出会った時よりも体は大きくなり、水色の瞳で私を見ていた。
「アメ。私の事覚えてる?」
そう言いながら近づきアメの前にしゃがみ込んだ。
アメは少し首を傾げ私を見て鼻をヒクヒクさせていたが「にゃ」と一声鳴くと私の足に体を擦り寄せてきた。
「はは。覚えててくれたんだね。
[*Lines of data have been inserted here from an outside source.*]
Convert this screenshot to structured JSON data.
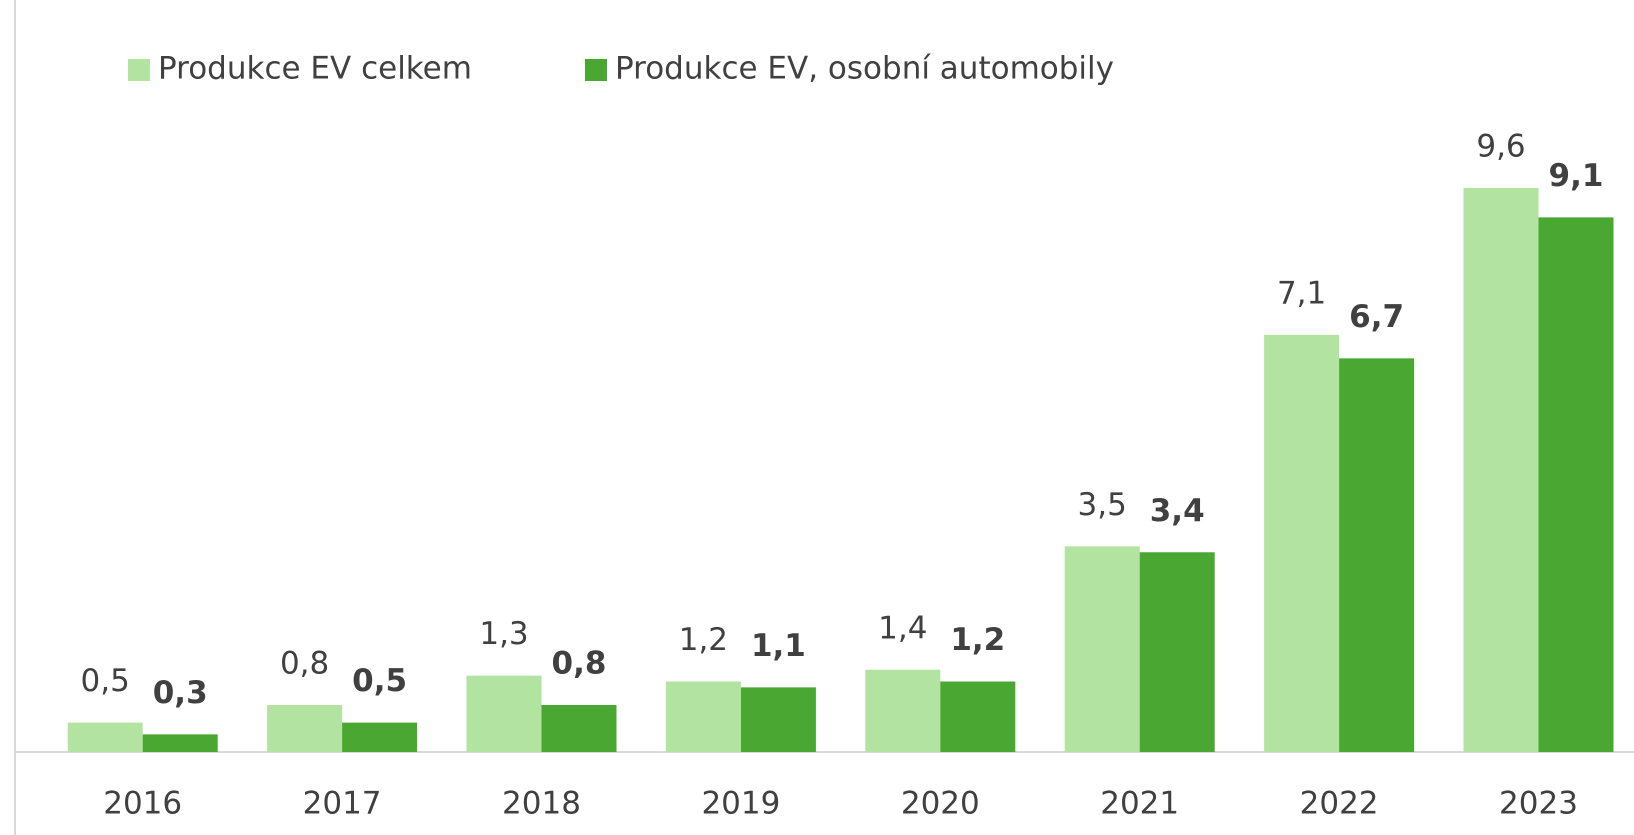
{
  "chart_data": {
    "type": "bar",
    "categories": [
      "2016",
      "2017",
      "2018",
      "2019",
      "2020",
      "2021",
      "2022",
      "2023"
    ],
    "series": [
      {
        "name": "Produkce EV celkem",
        "color": "#b3e3a0",
        "values": [
          0.5,
          0.8,
          1.3,
          1.2,
          1.4,
          3.5,
          7.1,
          9.6
        ],
        "value_labels": [
          "0,5",
          "0,8",
          "1,3",
          "1,2",
          "1,4",
          "3,5",
          "7,1",
          "9,6"
        ]
      },
      {
        "name": "Produkce EV, osobní automobily",
        "color": "#4aa832",
        "values": [
          0.3,
          0.5,
          0.8,
          1.1,
          1.2,
          3.4,
          6.7,
          9.1
        ],
        "value_labels": [
          "0,3",
          "0,5",
          "0,8",
          "1,1",
          "1,2",
          "3,4",
          "6,7",
          "9,1"
        ]
      }
    ]
  }
}
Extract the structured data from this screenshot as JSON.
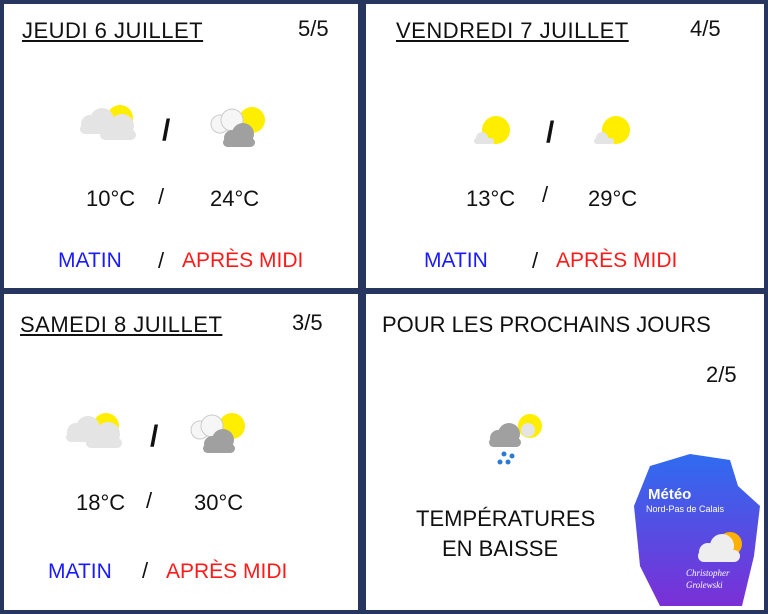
{
  "days": [
    {
      "title": "JEUDI 6 JUILLET",
      "score": "5/5",
      "morning_icon": "sun-behind-light-clouds-icon",
      "afternoon_icon": "sun-behind-grey-clouds-icon",
      "temp_morning": "10°C",
      "temp_afternoon": "24°C",
      "morning_label": "MATIN",
      "afternoon_label": "APRÈS MIDI",
      "sep": "/"
    },
    {
      "title": "VENDREDI 7 JUILLET",
      "score": "4/5",
      "morning_icon": "sun-small-cloud-icon",
      "afternoon_icon": "sun-small-cloud-icon",
      "temp_morning": "13°C",
      "temp_afternoon": "29°C",
      "morning_label": "MATIN",
      "afternoon_label": "APRÈS MIDI",
      "sep": "/"
    },
    {
      "title": "SAMEDI 8 JUILLET",
      "score": "3/5",
      "morning_icon": "sun-behind-light-clouds-icon",
      "afternoon_icon": "sun-behind-grey-clouds-icon",
      "temp_morning": "18°C",
      "temp_afternoon": "30°C",
      "morning_label": "MATIN",
      "afternoon_label": "APRÈS MIDI",
      "sep": "/"
    }
  ],
  "outlook": {
    "title": "POUR LES PROCHAINS JOURS",
    "score": "2/5",
    "icon": "sun-cloud-rain-icon",
    "line1": "TEMPÉRATURES",
    "line2": "EN BAISSE"
  },
  "logo": {
    "title": "Météo",
    "subtitle": "Nord-Pas de Calais",
    "author1": "Christopher",
    "author2": "Grolewski"
  },
  "colors": {
    "background": "#26365f",
    "morning": "#1a1aff",
    "afternoon": "#ff1a1a",
    "sun": "#ffee00"
  }
}
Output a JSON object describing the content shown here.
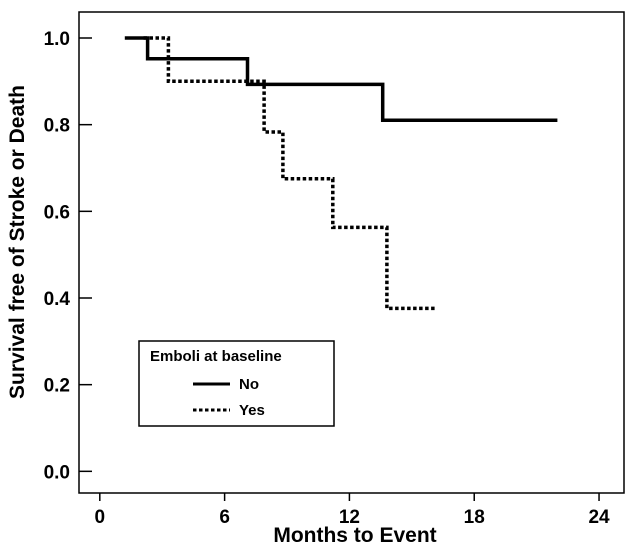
{
  "chart_data": {
    "type": "line",
    "subtype": "kaplan-meier step",
    "title": "",
    "xlabel": "Months to Event",
    "ylabel": "Survival free of Stroke or Death",
    "xlim": [
      -1,
      25.2
    ],
    "ylim": [
      -0.05,
      1.06
    ],
    "xticks": [
      0,
      6,
      12,
      18,
      24
    ],
    "xtick_labels": [
      "0",
      "6",
      "12",
      "18",
      "24"
    ],
    "yticks": [
      0.0,
      0.2,
      0.4,
      0.6,
      0.8,
      1.0
    ],
    "ytick_labels": [
      "0.0",
      "0.2",
      "0.4",
      "0.6",
      "0.8",
      "1.0"
    ],
    "grid": false,
    "legend": {
      "title": "Emboli at baseline",
      "position": "bottom-left"
    },
    "series": [
      {
        "name": "No",
        "style": "solid",
        "color": "#000000",
        "points": [
          [
            1.2,
            1.0
          ],
          [
            2.3,
            1.0
          ],
          [
            2.3,
            0.952
          ],
          [
            7.1,
            0.952
          ],
          [
            7.1,
            0.893
          ],
          [
            13.6,
            0.893
          ],
          [
            13.6,
            0.81
          ],
          [
            22.0,
            0.81
          ]
        ]
      },
      {
        "name": "Yes",
        "style": "dotted",
        "color": "#000000",
        "points": [
          [
            2.1,
            1.0
          ],
          [
            3.3,
            1.0
          ],
          [
            3.3,
            0.9
          ],
          [
            7.9,
            0.9
          ],
          [
            7.9,
            0.783
          ],
          [
            8.8,
            0.783
          ],
          [
            8.8,
            0.675
          ],
          [
            11.2,
            0.675
          ],
          [
            11.2,
            0.563
          ],
          [
            13.8,
            0.563
          ],
          [
            13.8,
            0.376
          ],
          [
            16.2,
            0.376
          ]
        ]
      }
    ]
  }
}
また遊びに来たよ」
アメの小さな頭を撫でる。
気持ちよさそうに目をつぶり身を任せているアメを見ていると、昔の記憶が蘇ってきた。
あの日は朝から雨で外で遊べなかったのを残念に思いながら、一人人形で遊んでいた。
夜になり雨足が強くなった雨は、一緒に風も連れてきた。
クーラーのない祖母の家には嬉しい風だ。
「雨が吹き込まない?」と言う母親の言葉を笑顔でかわしながら祖母が家中の窓を開けていた。
少し冷たく湿った風が入ってきてとても気持ち良かったのを覚えている。
お風呂に入り、明日は晴れるようにと願いながら布団の中に入った時だった。
どこからともなく猫の鳴き声を聞いたような気がした。
まだ眠くなかった私は、布団から飛び起き耳を澄ませ声を頼りに家中を歩き回った。
アメは、開いた勝手口の扉の所にいた。
小さな身体を震わせながら「にゃにゃ」と絶えず鳴いていた。体を包む毛は薄汚れ、元はどんな毛色をしているのか直ぐには分からない程汚れていた。
私は直ぐに母親を呼び、アメを風呂に入れた。
細かく震え、絶えず鳴きながらも嫌がらずされるがままになっているアメ。風呂から出たアメは、とても綺麗な真っ白な毛色をしているのに目を奪われた記憶がある。
「相変わらず真っ白で綺麗だね〜」
頭から背中へと、柔らかな曲線を撫でる。
ゴロゴロと喉を鳴らすアメ。
突然「キィァァ〜」という悲鳴のような音がした。驚いて見ると、開いた勝手口のドアの所に祖母が立っていた。
「ここにいたのかい」
「うん。アメに挨拶してたんだ。あっ!アメ!」
アメは勝手口のドアから外へと歩いていく。
「ははは。大丈夫さ。ちゃんと帰ってくる」
「お婆ちゃん。夕飯まで外で遊んでもいい?」
「ああいいよ」
「やった!アメ!ちょっと待ってて!靴持ってくるから!」
靴は玄関にある。
猫が待ってくれるはずがないと知りつつも、私は声を掛けると一目散に玄関へと走った。